These past nine years have seen an incredible increase in values across the entire multifamily spectrum. I would argue that it is hard to find people who lost money in the space during this time frame.
To date, we have acquired approximately 4,000 apartment units (13 properties) and currently own about 3,500 units (11 properties). The return on investment on the properties we sold was astronomical (104.15% IRR and 76.90% IRR, both after a 3-year hold). The projects that we continue to own deliver exceptional cash flow from 4% to over 30% annually of the initial capital invested (even after complete capital repayment). Out of the $87M of invested equity, we have returned over $33M with most of that originating from cash flow and refinances. In retrospect, we should have acquired more properties in 2010 to 2014 as the market is very different today.
We are experiencing the “renting nation” phenomena that should persist for the foreseeable future as population growth continues to occur in our markets and home mortgage underwriting continues to be quite stringent. Many factors play into the resulting appreciation in Class B and C apartments. High construction costs make it too expensive to build workforce housing, low interest rates have made it inexpensive for buyers to finance acquisitions, and investors prefer investments that provide cash flow with capital appreciation versus capital appreciation only. Class B and C apartments fit the mold perfectly.
We love multifamily because there is always an opportunity available.
We have three pillars of our business: cash flow, location, and community building. I will expand upon each below and share what we're seeing in the market.
Cash flow is the most important thing in the apartment investment business. I learned early in my career that businesses only fail when they do not generate or fail to raise cash. If you never run out of cash, you will never go out of business. We believe this whole heartily and focus on cash-on-cash returns as our primary objective in any investment. Depending on age, location, and renovation; our goal is to reach a 6-10% cash on cash return at stabilization. Given our conservative underwriting, we have drastically overachieved this in most situations.
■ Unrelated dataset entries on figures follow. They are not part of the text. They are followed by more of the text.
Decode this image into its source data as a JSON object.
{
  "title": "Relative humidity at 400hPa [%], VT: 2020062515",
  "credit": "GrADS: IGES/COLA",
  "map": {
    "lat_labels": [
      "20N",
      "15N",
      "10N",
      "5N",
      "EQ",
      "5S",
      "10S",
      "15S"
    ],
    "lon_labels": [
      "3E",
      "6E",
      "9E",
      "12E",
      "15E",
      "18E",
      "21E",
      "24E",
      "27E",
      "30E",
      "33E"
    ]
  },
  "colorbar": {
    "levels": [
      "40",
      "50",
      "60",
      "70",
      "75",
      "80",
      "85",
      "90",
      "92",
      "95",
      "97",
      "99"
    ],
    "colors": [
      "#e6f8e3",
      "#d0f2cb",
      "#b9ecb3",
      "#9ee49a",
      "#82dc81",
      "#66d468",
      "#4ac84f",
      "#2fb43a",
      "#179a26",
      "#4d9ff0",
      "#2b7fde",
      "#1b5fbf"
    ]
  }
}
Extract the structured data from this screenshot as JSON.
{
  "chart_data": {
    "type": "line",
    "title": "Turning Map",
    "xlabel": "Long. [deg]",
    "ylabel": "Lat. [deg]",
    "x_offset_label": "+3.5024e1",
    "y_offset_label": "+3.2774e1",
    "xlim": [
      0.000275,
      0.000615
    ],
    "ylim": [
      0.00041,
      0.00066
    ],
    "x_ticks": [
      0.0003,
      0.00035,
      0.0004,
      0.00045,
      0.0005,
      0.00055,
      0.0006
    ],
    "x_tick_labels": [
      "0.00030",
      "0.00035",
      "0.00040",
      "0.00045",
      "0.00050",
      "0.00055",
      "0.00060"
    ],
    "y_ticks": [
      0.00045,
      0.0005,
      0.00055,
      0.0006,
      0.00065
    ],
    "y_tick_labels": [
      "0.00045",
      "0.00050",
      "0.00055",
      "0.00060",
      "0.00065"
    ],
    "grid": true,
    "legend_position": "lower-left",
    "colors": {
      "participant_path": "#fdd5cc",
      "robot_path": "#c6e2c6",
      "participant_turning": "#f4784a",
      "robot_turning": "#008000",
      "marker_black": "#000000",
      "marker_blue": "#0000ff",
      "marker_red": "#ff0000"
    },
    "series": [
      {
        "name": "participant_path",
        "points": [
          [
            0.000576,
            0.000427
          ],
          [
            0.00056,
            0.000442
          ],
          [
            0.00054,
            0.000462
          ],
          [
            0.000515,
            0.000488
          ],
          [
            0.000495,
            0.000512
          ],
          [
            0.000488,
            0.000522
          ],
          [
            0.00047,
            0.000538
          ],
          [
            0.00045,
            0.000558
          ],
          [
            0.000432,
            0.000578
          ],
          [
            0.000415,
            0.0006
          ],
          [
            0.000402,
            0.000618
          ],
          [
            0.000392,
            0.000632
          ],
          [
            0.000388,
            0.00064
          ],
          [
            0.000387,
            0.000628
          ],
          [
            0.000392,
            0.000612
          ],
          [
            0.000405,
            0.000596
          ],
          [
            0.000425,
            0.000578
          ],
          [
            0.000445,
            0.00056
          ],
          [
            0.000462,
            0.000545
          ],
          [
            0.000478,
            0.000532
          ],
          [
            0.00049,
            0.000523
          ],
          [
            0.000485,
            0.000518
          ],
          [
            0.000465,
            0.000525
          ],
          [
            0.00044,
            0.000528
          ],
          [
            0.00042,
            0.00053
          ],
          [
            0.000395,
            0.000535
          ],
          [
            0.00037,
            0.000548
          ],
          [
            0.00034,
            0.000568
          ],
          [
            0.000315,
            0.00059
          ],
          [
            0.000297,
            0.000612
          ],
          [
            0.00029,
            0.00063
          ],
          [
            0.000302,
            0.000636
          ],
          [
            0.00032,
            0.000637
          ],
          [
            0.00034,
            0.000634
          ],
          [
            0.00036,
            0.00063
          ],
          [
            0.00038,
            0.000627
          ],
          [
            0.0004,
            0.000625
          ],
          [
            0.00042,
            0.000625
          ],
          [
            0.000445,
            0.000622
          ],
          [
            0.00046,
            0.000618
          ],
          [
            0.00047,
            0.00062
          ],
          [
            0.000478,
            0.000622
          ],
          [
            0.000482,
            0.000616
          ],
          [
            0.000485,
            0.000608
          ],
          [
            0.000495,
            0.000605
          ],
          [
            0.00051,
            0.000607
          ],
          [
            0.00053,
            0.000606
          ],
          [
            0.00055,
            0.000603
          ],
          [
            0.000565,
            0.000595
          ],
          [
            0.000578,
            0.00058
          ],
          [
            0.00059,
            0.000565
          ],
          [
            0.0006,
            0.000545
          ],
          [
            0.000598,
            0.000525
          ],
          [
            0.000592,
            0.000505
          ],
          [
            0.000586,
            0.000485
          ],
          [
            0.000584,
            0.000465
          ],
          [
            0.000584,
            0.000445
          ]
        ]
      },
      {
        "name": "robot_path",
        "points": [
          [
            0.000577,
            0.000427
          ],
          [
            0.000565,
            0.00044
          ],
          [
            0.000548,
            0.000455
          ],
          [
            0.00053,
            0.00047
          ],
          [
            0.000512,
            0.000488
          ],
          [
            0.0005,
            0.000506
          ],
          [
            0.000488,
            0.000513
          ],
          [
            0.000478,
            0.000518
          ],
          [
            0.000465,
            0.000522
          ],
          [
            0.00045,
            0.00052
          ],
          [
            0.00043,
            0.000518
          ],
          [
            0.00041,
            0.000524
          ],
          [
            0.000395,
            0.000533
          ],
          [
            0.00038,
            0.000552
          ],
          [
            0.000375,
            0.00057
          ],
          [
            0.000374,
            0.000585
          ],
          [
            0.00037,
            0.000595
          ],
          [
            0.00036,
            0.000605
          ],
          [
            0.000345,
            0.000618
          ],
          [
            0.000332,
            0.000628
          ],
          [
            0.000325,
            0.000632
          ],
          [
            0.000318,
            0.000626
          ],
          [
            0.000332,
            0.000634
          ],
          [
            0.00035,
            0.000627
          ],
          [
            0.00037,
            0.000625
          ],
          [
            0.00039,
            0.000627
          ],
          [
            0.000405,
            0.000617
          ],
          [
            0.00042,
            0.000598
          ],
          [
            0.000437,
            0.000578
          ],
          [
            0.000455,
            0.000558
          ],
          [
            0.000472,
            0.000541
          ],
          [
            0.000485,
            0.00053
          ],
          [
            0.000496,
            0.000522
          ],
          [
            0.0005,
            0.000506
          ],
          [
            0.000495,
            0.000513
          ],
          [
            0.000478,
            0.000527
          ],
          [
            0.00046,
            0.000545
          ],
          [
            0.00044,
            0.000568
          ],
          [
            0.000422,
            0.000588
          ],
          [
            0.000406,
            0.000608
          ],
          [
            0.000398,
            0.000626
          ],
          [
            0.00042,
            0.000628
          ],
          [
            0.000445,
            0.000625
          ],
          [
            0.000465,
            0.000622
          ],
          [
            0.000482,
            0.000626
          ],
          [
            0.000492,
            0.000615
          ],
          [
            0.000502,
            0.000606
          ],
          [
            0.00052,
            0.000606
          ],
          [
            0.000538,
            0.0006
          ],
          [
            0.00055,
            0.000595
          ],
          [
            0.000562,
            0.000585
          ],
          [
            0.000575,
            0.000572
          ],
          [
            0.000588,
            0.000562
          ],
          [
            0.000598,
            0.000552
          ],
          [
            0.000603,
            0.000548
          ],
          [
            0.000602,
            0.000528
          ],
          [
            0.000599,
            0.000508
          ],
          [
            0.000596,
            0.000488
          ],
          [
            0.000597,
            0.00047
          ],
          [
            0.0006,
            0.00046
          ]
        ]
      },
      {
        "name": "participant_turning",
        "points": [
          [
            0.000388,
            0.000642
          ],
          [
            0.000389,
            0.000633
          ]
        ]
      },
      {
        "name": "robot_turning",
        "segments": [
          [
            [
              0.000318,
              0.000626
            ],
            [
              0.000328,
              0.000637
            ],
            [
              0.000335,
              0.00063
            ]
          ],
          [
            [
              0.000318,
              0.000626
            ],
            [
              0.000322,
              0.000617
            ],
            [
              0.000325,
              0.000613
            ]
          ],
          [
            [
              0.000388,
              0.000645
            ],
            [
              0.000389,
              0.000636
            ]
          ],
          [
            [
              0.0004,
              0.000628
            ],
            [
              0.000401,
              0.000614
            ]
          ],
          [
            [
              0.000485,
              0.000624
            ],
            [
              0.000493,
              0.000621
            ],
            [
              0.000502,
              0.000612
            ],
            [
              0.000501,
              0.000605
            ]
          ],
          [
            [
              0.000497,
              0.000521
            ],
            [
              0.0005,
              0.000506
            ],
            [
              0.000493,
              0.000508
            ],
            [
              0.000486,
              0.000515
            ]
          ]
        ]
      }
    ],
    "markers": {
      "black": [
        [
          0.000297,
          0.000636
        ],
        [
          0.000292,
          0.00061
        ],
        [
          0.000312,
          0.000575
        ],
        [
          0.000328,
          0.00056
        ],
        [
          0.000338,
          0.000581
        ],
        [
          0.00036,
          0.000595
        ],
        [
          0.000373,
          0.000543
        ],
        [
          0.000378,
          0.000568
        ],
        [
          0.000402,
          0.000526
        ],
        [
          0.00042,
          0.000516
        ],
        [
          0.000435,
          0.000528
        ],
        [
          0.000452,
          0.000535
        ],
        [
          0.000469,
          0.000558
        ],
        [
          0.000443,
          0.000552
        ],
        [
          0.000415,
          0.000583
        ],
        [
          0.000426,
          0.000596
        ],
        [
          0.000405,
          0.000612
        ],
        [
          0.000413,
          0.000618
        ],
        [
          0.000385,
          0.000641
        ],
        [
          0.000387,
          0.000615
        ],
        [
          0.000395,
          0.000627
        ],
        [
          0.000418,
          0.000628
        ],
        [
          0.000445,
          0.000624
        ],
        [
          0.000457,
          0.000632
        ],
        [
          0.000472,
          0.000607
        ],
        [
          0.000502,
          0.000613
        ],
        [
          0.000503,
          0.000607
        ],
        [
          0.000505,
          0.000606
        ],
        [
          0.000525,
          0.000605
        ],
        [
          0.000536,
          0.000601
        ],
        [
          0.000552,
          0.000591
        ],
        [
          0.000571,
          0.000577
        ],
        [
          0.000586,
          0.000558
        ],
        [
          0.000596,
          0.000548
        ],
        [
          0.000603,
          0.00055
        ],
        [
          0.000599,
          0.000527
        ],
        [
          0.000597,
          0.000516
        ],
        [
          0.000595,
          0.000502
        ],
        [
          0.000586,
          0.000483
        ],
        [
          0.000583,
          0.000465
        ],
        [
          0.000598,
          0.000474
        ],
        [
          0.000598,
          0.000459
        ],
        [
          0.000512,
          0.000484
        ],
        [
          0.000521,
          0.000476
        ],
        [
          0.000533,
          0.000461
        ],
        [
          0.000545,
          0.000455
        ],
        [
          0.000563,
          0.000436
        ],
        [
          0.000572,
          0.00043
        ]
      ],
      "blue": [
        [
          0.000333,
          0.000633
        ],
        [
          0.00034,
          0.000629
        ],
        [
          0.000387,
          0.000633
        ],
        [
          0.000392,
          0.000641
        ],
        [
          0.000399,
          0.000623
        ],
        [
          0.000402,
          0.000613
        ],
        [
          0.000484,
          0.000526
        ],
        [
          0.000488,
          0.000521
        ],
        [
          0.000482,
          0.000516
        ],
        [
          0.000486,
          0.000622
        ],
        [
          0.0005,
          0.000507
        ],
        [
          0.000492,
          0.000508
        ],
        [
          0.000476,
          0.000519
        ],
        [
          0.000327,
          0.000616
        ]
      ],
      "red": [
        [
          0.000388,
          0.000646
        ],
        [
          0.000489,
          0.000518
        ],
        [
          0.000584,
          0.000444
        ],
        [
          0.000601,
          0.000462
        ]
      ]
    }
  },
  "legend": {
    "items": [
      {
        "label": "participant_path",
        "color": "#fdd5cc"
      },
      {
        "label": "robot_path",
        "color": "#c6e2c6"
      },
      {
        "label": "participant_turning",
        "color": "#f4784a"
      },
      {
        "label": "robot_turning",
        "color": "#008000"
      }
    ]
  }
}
My goal in getting into the multifamily industry was to generate cash flow. Investing in multifamily is a great vehicle for creating distributable cash flow. When we buy something that returns 6-10% per year with depreciation shielding the cash distributed from almost all of the tax burden, it is an investment we want to keep. The only reason to sell one of our properties when it is generating good cash flow, which is substantially if not all tax-sheltered, is if cash is needed for another project or because we believe that we have gotten as much as we can expect out of this project and can find another project that we can invest in and stabilize. This is exactly what transpired in my first investment, Forest View, which we acquired in 2010. We updated the property, stabilized it and sold it for a very attractive price in 2013.
When I started my business, I read a great book called “The Next Hundred Million: America in 2050” written by Joel Kotkin. This book helped me develop my investment thesis. The premise is that there will be 100 million more Americans in 2050 and they will be living in cities like Houston, Dallas, San Antonio, Atlanta, etc. These cities have the land to grow and provide a reasonable cost of living. I agree that these people will need places to live and that the good locations (strong jobs, schools, employment) will only become denser over time. It is no secret that people want to live near the action.
After stabilizing Forest View, we bought Oak Lawn Heights in Dallas, and three properties in Houston all needing substantial reinvestment and stabilization. Then in 2013, we bought Park at Voss, the largest financial investment we had ever made; which we thought was the perfect investment. It could return a solid coupon as well as be in a strategic location where the land value would appreciate. There was solid cash flow on the front end at 6%+ and an opportunity to increase that through updating the project. Since acquisition in 2013, we have increased the effective rents there from $778 to $964 per unit per month.
We also noticed that there was a significant rent spread in certain submarkets because of the age ranges for the properties. For instance, the Woodlake submarket (where Park at Voss is located) does not have any properties built in the 1980s or 1990s. The rents of $778 when we purchased it were competing with a Class A property next door that was renting for $1,500. That is a huge rent spread. So our plan was to upgrade the property and take advantage of the large gap to increase rents. As older properties in these good locations get demolished for redevelopment it lowers the number of available non-Class A units in the submarket and increases the demand for those that are left.
We focus a lot of our time on understanding location metrics. Projected household growth, household income, home values, education levels, schools, retailers, jobs, parks, museums, religious institutions, etc. Everything is taken into account. Going through this level of analysis helps us determine future rent growth and hidden opportunities. The future is hard to predict and we want to own real estate in locations with positive metrics that we know will appreciate over the long term, even if the short term is rough.
The most meaningful non-financial benefit of our business has been building community. It is personally fulfilling that we get to improve people’s lives in a tangible manner. There is no better business where you can get paid for making people’s lives better. There is so much we do as an apartment owner that directly affects our residents. Things like attentive maintenance, resident events, and security can make their experience wonderful. We focus on these things and “Building Communities” is the core tagline of our company. I gain a lot of positivity with the physical improvements that occur at the properties and activities hosted for our residents and their children. By creating a healthy residential community, we help children grow up safely and avoid gang activity or other destructive paths. I also appreciate that our properties serve a wide spectrum of ethnicities that represent the broad working population.